Generally, it’s fine to use Gen-AI tools to help you create Pull Requests for sbt as long as you adhere to the following guidelines:

  • State in your PR description that you have used Gen-AI tools to assist in creating the PR.
  • No third party materials are included in the output; or materials that are included in the output are in compliance with an open source license compatible with Apache License.
  • Ensure that you review and understand all code generated by Gen-AI tools before including it in your PR - do not blindly trust the generated code.
  • Remember that the final responsibility for the code in your PR lies with you, regardless of whether it was generated by a tool or written by you.
  • Blindly copy-pasting code from Gen-AI tools is detrimental as it might introduce security and stability risks to the project.

⚠️ Maintainers that spot untested, unexplainable, Gen-AI copy-pasted PRs will close the related PRs and block the user from making further contributions. ⚠️

Given that there’s no clear mechanism to forbid the use of Gen-AI assisted contributions, I’m taking the strategy to just state the bar the pull request must cross, which is that it must demonstrate the fix.
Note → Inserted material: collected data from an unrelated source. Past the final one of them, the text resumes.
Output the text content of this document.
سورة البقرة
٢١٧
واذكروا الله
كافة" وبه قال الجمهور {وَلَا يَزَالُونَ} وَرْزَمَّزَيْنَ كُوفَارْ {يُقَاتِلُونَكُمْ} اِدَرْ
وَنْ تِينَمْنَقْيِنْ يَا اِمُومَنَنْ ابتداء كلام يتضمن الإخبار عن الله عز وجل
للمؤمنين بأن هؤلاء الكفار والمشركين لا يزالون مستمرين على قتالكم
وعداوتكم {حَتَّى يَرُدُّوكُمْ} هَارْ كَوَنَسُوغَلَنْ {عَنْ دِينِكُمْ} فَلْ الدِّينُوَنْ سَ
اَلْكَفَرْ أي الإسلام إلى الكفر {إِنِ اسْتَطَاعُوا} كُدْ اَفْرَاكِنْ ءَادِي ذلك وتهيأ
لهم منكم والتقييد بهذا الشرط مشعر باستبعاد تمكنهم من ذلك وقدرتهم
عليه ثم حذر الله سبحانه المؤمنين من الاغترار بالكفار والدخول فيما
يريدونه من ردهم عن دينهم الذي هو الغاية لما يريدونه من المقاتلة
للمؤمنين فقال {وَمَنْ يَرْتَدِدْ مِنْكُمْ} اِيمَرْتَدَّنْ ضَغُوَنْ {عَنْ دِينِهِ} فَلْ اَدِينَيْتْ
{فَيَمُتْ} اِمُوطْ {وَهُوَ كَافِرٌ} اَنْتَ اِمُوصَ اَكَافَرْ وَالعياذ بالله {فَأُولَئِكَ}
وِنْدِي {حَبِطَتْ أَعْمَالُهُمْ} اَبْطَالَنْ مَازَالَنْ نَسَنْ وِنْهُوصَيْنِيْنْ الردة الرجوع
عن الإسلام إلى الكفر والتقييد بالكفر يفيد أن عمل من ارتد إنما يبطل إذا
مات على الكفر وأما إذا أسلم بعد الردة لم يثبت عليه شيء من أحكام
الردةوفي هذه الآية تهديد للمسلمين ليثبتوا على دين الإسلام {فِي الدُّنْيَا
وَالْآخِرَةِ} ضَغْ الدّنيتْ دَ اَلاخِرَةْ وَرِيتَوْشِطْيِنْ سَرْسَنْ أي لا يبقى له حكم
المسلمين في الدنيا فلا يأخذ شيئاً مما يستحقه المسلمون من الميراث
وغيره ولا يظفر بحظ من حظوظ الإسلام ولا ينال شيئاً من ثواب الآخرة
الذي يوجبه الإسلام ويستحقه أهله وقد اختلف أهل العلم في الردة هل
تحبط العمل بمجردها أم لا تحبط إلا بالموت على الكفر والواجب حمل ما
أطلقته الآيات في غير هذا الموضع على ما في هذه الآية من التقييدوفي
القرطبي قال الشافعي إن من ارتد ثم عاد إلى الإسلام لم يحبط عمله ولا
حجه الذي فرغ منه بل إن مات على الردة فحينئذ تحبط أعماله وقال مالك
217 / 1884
I speculate that most “miners” are using the Gen-AI assistance, both the junior and the senior devs, but they are arriving at different results because Gen-AI doesn’t magically make programmers a better programmer, beyond regurgitating code patterns in the training set. In that sense, we can think of it as a chain saw. If you give a chain saw to a trained carpenter, they could speed up some common tasks; however, if you give a chain saw to a novice, they wouldn’t know what to cut, they wouldn’t know when the cut needs planing, and likely that they would hurt themselves or damage the project.

If people have better suggestion than carefully reviewing the PRs, testing locally, and closing untested, unexplainable, Gen-AI copy-pasted PRs and blocking the users, please let me know.

a chaotic Tidelift

In 2017, a few of the folks who were involved in Red Hat and Typesafe founded a company called Tidelift. Tidelift focused on enterprise subscription model to ensure security patches and licensing etc of open source projects; and the novel aspect was paying the open source developers, rather than hiring them all like Red Hat did.

Gittensor seems like a chaotic version of the Tidelift where anyone can try to participate in this “gig”. In the current form, it acts as a market of open source contribution and “miners” getting crypto coins. The energy expended by the project maintainers are externalities in this equation (I’m not interested in crypto coins), but like I mentioned above, we do get some interesting pull requests in return. See also the recent news on curl stopping their bug bounty:

Up until the end of January 2026 there was a curl bug bounty. It is no more.

Not that I’m concerned about Gittensor’s health, I’m not sure how sustainable the bounty program would be, if it relied only on the windfalls from the Bittensor handouts.